Robinson Crusoe had had, as yet, little time to do more than leave his footprints on the stretch of white sand sliding into the summer seas of Car Nicobar, and the tide washed those out very quickly. Wilder, lovelier, more brilliant were these islands than the Andamans, while the Andamanese and the Nicobarese proved to be separate races indeed, having no connection with one another.

Their very huts and canoes were secular in design. The Nicobarese names, marking the different islands on the map, fascinated Ferlie. Chowra, Teressa, Bompoka, Trinkat and Katehal of the Central Group, and Great and Little Nicobar, with their satellites, Kondul and Pulo Milo in the south, varied as to dialect in a language so primitive that, as the Reverend Gabriel Jellybrand mournfully complained, there seemed no words to express either "gratitude" or "forgiveness." Which abstract nouns once eliminated from the Christian religion, his sermons became uphill work.

For some years he had toiled in seclusion among this semi-civilized yellowish flock, of whom it was said that, until Christianity came to their territory, never one had been known to steal or lie.

Originally acknowledged to be of Indo-Chinese extraction, they were Malayan-Mongolian in type; often above average height, well-made, simple, lazy and cowardly, but very good-natured and polite to strangers.

This, then, was the people among whom Ferlie and Cyprian came, with their respective sons, to reflect upon the sequel to Eden's story and decide what parts they would play in it themselves.

Gabriel Jellybrand accepted their arrival as a direct answer to prayer, for he had been sick of a fever lately and very lonely. His weak green eyes, rounded like marbles behind an enormous pair of sun-glasses, protruded so unusually that Ferlie expected them to pop out and hit her when she made clear her ambition to choose the quietest corner of the quietest island and erect a row of Nicobarese huts.

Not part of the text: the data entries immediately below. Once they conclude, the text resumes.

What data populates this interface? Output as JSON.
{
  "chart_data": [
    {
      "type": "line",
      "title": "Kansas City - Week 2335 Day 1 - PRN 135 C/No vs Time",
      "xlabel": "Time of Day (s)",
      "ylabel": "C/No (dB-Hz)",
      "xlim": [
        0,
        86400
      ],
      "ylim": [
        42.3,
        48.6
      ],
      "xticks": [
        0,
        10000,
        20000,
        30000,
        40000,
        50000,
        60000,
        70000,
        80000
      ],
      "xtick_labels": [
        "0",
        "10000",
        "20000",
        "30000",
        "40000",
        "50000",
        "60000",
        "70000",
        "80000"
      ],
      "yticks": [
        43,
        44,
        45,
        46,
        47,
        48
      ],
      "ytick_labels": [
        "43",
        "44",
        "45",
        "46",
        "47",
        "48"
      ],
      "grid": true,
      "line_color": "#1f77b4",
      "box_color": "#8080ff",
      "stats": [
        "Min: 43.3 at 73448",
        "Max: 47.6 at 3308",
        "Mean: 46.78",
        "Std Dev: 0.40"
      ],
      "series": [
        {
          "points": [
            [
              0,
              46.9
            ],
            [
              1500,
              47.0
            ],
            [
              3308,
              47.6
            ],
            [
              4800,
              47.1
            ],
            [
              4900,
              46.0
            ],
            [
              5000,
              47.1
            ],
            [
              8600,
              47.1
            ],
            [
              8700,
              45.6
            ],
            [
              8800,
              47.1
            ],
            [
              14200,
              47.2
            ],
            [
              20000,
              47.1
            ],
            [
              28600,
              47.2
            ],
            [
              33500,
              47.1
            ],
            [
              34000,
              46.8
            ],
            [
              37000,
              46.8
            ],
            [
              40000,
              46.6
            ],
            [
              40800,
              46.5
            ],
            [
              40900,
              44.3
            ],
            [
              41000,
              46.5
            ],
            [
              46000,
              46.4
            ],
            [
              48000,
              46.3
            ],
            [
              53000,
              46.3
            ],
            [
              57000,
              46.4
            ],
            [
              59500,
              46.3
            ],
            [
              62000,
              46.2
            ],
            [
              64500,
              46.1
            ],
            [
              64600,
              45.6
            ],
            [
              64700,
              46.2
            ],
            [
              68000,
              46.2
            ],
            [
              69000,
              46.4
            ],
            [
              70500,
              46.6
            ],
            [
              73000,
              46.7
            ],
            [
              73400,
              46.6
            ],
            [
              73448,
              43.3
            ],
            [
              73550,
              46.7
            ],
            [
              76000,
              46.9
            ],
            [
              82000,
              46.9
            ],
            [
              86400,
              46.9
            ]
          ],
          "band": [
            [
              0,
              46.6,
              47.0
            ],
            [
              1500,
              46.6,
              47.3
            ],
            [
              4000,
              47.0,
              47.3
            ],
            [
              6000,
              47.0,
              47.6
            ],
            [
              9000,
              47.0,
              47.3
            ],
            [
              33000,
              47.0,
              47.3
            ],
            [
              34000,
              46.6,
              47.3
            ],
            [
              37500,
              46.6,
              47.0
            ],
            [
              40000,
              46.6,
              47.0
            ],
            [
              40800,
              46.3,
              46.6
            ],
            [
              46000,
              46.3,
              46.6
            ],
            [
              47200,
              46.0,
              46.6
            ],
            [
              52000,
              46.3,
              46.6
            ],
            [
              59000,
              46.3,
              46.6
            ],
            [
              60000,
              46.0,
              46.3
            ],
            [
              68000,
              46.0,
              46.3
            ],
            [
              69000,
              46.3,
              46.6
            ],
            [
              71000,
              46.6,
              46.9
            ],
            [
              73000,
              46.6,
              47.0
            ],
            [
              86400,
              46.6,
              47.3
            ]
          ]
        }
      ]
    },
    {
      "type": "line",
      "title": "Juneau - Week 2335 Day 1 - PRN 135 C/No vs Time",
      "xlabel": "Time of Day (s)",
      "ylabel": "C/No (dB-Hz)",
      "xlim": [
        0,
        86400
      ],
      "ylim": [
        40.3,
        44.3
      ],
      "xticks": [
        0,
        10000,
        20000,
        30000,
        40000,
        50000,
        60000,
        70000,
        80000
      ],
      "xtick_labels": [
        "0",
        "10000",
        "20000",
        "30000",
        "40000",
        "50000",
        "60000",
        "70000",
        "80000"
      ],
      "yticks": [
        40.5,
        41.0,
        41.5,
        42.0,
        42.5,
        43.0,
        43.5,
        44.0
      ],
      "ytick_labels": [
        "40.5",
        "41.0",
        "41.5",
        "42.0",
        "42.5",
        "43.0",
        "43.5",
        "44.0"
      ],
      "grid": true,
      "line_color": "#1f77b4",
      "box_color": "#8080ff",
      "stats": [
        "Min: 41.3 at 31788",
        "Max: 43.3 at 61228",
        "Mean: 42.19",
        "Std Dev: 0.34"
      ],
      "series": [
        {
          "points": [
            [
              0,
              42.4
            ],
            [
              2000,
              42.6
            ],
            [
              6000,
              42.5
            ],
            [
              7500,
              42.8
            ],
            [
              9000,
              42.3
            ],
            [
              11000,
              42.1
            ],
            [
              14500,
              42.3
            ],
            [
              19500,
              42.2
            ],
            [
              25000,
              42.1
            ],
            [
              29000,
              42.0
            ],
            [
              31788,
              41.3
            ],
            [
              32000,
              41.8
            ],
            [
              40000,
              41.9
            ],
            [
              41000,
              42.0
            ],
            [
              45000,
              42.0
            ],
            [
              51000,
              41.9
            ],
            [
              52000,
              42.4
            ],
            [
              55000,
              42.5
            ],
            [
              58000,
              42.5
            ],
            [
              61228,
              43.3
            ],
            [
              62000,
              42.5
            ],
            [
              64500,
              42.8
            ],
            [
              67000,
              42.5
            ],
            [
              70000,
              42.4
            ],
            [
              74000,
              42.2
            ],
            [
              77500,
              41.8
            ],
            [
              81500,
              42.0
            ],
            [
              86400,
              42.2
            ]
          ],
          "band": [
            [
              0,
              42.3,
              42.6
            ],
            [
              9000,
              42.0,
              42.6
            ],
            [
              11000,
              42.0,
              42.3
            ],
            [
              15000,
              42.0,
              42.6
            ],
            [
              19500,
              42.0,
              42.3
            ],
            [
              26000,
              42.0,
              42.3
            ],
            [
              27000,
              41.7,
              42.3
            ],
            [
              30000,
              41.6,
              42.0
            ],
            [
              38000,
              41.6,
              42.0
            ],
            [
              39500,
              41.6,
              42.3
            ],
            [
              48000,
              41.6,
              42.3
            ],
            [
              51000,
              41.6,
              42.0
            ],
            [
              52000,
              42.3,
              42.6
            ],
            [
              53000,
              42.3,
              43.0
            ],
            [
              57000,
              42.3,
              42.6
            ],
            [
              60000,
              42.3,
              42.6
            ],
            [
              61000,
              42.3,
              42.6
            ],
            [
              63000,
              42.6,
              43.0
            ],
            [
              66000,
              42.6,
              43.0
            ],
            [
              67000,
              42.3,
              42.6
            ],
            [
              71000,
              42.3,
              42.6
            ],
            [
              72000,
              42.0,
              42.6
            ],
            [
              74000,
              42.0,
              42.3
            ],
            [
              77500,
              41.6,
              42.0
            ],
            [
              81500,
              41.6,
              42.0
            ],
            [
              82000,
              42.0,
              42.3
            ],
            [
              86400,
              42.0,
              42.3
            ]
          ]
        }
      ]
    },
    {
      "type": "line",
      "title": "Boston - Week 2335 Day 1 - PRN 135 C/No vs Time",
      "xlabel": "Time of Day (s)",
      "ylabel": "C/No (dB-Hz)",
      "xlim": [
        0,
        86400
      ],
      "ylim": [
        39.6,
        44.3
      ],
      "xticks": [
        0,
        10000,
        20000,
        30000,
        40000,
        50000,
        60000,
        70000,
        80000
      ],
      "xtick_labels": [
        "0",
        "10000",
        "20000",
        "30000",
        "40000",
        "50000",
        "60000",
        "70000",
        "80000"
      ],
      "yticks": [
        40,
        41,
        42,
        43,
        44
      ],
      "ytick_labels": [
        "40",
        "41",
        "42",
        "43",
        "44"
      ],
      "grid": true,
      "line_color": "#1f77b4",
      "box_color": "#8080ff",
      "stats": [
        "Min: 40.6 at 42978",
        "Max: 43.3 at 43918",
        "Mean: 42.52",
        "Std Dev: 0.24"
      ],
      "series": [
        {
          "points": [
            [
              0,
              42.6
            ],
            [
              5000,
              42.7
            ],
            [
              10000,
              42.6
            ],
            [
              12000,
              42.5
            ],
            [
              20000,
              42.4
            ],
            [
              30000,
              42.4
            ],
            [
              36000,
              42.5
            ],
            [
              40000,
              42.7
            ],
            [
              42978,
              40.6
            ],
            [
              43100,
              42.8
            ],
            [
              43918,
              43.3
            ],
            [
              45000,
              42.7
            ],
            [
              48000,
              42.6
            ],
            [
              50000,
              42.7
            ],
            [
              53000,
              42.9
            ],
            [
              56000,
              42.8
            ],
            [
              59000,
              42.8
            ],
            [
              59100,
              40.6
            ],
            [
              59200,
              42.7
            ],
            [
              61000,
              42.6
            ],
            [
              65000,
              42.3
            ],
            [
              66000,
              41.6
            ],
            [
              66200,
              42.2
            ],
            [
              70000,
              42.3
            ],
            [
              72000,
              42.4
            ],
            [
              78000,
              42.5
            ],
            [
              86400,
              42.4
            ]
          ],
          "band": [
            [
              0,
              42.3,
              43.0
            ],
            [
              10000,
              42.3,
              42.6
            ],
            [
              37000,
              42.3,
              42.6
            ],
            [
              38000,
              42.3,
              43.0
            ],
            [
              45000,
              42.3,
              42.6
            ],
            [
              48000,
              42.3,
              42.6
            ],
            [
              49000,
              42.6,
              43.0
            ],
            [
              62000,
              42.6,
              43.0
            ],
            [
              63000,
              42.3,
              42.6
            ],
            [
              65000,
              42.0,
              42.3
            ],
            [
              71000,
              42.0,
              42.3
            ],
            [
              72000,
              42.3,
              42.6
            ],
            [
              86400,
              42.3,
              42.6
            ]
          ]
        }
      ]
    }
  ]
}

The padre invariably fought a losing battle with the letter "w."

"But there is no need to do that," he persisted. "The little bungalow w-which the forest officer uses on inspection is standing empty. There w-won't be enough beds, but if you say you've brought hammocks—a most original idea!"

He led the way to the Settlement, clad in a cotton cassock, tied round with a black cord which swung out and scourged anybody who ventured too near him when he held up the garment to leap from rock to rock, revealing an expanse of white cotton sock below a short tussore trouser-leg.

From time to time he would lose his topee, and then a faithful bodyguard of Baptismal Candidates, palpably prepared for total immersion at any moment, would hasten to hand him a large khaki umbrella, lined with green, which they took it by turns to carry again after the topee had been recovered from the puddle or overhanging branch which had claimed it.